I think people want to get rid of their islands of information. Systems like Excel are obviously very powerful for people to do forecasting in, but as these systems get more complicated, maintaining the data becomes very hard. You see the same [issues] on the invoicing side, too. It’s about trying to integrate different sources of information as much as possible to reduce the cost of administration, the errors associated with having data that’s out of date or the wrong version, and so on. I think continued integration of data is a key thing, and we are very focused on it.

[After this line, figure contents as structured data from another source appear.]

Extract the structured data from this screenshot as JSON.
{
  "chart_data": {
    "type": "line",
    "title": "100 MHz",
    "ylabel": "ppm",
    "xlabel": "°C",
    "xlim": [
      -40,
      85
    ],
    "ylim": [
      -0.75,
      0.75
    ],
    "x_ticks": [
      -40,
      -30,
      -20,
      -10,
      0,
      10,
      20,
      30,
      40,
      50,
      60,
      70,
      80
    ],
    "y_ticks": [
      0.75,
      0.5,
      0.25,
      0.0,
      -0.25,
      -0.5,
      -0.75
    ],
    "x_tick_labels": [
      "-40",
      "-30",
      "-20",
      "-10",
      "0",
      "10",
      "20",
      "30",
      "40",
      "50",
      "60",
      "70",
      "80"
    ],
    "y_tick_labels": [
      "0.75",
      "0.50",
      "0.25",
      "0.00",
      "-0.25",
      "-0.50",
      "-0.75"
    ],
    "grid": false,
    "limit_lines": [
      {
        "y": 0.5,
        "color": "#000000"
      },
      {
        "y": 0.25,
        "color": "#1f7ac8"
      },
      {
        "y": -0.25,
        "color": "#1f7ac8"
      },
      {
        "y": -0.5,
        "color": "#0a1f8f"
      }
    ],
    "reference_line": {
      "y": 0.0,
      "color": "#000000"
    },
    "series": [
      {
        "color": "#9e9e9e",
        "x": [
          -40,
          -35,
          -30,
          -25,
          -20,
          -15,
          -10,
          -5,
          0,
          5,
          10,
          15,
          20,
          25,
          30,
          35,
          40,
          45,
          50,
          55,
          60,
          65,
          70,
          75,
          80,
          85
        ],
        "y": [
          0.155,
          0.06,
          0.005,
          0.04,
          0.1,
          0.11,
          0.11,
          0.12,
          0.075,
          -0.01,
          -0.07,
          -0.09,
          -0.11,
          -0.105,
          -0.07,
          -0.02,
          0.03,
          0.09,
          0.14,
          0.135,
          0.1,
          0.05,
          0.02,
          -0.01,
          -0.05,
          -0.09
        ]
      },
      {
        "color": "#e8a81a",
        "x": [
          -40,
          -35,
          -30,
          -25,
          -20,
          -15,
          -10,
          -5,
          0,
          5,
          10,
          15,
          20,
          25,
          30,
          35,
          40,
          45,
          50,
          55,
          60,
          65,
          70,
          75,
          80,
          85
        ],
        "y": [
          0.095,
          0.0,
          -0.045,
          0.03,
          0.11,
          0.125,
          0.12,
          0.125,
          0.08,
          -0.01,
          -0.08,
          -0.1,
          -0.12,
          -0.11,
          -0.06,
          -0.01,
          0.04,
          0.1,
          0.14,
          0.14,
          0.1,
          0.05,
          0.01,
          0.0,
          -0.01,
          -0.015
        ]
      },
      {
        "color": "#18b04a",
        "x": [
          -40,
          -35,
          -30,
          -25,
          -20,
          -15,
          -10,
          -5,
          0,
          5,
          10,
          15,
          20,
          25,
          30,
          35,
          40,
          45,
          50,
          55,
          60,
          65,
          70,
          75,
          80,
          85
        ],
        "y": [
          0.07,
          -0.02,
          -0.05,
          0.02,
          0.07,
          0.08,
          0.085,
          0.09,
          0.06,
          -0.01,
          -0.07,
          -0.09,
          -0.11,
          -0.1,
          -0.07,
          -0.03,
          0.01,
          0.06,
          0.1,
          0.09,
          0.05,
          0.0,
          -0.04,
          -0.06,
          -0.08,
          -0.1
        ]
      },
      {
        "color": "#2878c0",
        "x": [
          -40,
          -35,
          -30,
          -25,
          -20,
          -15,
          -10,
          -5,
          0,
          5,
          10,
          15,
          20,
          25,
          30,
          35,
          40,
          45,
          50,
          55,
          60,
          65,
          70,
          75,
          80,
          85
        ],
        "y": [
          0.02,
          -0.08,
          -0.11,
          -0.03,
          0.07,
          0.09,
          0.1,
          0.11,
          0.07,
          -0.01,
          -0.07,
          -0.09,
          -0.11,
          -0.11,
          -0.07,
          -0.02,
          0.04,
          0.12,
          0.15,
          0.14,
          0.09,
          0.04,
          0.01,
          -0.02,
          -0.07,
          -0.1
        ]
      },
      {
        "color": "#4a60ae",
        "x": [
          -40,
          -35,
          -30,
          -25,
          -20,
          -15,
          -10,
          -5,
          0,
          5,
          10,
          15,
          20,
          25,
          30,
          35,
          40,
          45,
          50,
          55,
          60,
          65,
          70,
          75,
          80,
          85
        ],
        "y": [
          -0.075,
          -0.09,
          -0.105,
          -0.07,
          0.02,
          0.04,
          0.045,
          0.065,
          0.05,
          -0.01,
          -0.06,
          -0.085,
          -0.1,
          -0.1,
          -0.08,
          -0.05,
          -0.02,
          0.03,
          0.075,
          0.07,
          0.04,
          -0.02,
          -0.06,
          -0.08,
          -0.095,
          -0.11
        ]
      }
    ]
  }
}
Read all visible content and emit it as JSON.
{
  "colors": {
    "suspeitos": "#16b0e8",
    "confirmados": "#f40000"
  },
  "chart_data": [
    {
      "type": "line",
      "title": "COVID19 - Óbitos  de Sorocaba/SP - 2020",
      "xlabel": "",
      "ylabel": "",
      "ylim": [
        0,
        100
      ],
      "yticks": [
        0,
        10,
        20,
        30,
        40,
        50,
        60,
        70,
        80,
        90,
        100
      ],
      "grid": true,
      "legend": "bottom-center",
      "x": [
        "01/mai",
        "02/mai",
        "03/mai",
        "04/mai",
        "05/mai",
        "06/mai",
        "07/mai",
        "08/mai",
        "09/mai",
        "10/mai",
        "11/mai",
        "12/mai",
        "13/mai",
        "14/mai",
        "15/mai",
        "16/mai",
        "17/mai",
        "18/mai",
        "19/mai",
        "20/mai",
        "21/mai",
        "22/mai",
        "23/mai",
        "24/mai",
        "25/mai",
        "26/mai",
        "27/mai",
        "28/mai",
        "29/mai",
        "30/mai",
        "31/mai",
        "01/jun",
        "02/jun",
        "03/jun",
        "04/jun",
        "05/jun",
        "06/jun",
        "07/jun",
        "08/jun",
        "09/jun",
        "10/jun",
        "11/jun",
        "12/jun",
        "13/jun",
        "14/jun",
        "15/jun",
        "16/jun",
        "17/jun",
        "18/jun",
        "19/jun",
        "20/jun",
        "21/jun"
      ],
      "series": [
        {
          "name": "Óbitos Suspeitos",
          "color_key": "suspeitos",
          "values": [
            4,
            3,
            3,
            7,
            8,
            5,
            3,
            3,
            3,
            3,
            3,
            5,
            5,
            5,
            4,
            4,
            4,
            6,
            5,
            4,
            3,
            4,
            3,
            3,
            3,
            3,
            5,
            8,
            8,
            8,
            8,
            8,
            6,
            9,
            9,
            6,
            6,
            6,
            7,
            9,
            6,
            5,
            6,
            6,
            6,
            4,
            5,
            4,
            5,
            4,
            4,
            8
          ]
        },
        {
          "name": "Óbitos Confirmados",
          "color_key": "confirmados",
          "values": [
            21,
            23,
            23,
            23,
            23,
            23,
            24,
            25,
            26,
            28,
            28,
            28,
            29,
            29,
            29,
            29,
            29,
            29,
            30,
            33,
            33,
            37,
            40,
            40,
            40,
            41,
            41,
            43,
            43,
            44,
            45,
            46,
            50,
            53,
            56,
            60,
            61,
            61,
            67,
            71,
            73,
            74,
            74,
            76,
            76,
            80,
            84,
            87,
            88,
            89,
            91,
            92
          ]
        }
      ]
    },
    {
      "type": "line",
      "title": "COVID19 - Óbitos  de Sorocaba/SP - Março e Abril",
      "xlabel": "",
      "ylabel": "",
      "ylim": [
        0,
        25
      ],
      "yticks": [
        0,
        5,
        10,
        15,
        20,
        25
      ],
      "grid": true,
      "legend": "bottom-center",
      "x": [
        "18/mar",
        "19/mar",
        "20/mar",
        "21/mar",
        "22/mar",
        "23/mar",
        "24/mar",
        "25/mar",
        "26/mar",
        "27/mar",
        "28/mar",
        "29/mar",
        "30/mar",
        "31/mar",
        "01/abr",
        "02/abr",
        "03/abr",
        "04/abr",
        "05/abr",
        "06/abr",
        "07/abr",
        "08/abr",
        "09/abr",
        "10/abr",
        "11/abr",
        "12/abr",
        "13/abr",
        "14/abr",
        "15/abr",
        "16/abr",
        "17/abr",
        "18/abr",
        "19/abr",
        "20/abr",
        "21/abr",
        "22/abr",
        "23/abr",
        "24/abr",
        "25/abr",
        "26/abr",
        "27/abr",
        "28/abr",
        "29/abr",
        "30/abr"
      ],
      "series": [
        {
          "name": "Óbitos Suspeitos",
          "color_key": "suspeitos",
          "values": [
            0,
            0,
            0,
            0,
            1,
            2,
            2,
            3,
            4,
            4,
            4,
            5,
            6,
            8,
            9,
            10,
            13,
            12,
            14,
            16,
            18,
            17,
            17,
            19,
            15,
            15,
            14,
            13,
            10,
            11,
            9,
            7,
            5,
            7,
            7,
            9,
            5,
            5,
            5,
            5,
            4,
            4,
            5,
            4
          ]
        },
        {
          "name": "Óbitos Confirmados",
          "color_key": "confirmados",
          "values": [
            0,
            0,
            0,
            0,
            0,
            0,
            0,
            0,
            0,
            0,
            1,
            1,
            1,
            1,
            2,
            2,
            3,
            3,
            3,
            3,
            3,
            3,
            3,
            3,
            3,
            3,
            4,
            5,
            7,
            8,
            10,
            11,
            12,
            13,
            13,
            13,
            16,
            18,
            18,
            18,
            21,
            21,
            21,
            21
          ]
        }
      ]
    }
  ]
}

I think you see people in the professional services industry working on quite different types of projects – traditional time-materials projects, different types of fixed-price projects. Then in certain sectors such as government contracting, you see a need to support cost plus fixed-fee environments, where they will be awarded fees based on performance of the contract as well as have their costs covered. There are obviously a lot of different requirements in terms of setting up projects. That environment is quite complex and does require specialized systems for particular niches, and that’s one thing we’re focused on. It’s reflecting the different ways people want to work and making sure it’s easy for people to create projects that reflect this complexity, but that it’s not complicated for the end user and the typical project manager.